I'm not sure about that one year health guarantee. I don't think that is a good guarantee. I'm sure someone else can pipe up with more insight.
I have a 3 year guarantee for certain things and an 8 year guarantee on other diseases.


----------



## Poodlemama99 (Feb 12, 2010)

With toy poodles a one year guarantee is pretty standard but no idea on spoos. I will say her pups are gorgeous.

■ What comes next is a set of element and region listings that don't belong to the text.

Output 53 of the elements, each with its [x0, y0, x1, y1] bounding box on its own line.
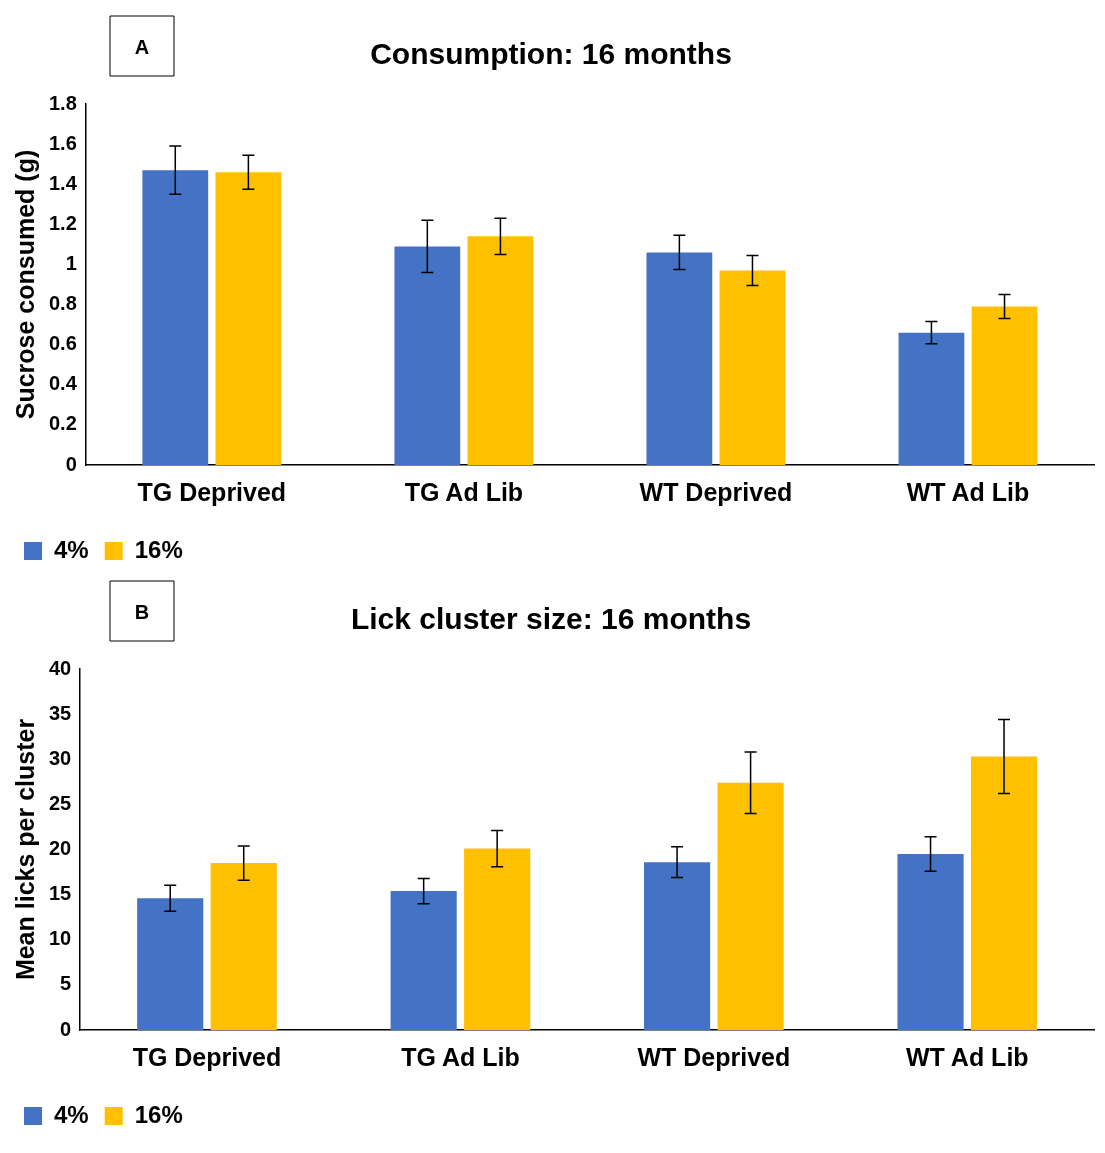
bar — [644, 862, 711, 1030]
y-tick-label: 25 — [49, 791, 72, 814]
y-tick-label: 10 — [49, 927, 72, 950]
bar — [210, 863, 277, 1030]
x-tick-label: WT Deprived — [639, 477, 793, 506]
text: B — [134, 600, 150, 623]
legend-label: 16% — [134, 535, 183, 563]
y-tick-label: 15 — [49, 882, 72, 905]
y-tick-label: 0.2 — [48, 412, 77, 435]
legend-label: 4% — [54, 535, 89, 563]
legend-label: 4% — [54, 1100, 89, 1128]
y-tick-label: 40 — [49, 656, 72, 679]
y-tick-label: 1.2 — [48, 211, 77, 234]
bar — [394, 246, 461, 465]
bar — [137, 898, 204, 1030]
chart-title: Consumption: 16 months — [370, 37, 732, 71]
y-tick-label: 1.4 — [48, 171, 78, 194]
legend-label: 16% — [134, 1100, 183, 1128]
y-tick-label: 0.4 — [48, 372, 78, 395]
bar — [971, 306, 1038, 465]
x-tick-label: TG Deprived — [137, 477, 287, 506]
y-tick-label: 30 — [49, 746, 72, 769]
y-axis-title: Mean licks per cluster — [10, 718, 39, 981]
chart-title: Lick cluster size: 16 months — [350, 602, 752, 636]
bar — [142, 170, 209, 465]
y-tick-label: 5 — [60, 972, 72, 995]
bar — [898, 332, 965, 465]
y-tick-label: 20 — [49, 837, 72, 860]
bar — [215, 172, 282, 465]
x-tick-label: TG Deprived — [132, 1042, 282, 1071]
x-tick-label: WT Ad Lib — [905, 1042, 1029, 1071]
bar — [646, 252, 713, 465]
y-tick-label: 0 — [65, 452, 77, 475]
bar — [897, 854, 964, 1030]
y-tick-label: 1 — [65, 251, 77, 274]
bar — [970, 756, 1038, 1030]
bar — [467, 236, 534, 465]
text: A — [134, 35, 150, 58]
x-tick-label: WT Deprived — [637, 1042, 791, 1071]
y-tick-label: 1.8 — [48, 91, 77, 114]
y-axis-title: Sucrose consumed (g) — [10, 149, 39, 420]
bar — [390, 891, 457, 1030]
y-tick-label: 1.6 — [48, 131, 77, 154]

As I always recommend going to get your puppy so you can see the home first hand. 


Sent from Petguide.com Free App


----------



## 3dogs (Nov 3, 2010)

Right now I am not impressed. I only saw 2 adult dogs on their website. 1 male that had health testing & was shown UKC. 1 female 2 yrs old & NO health testing. On their "Guardian" page 3 dogs were listed the 2 mentioned above & a 1 year old female. Both females shy, scared of certain people & 1 of kids. To me these are not dogs I would want to own or breed. If either of these females are the mother of the litter I would not want a pup. There just is not enough info. on their website.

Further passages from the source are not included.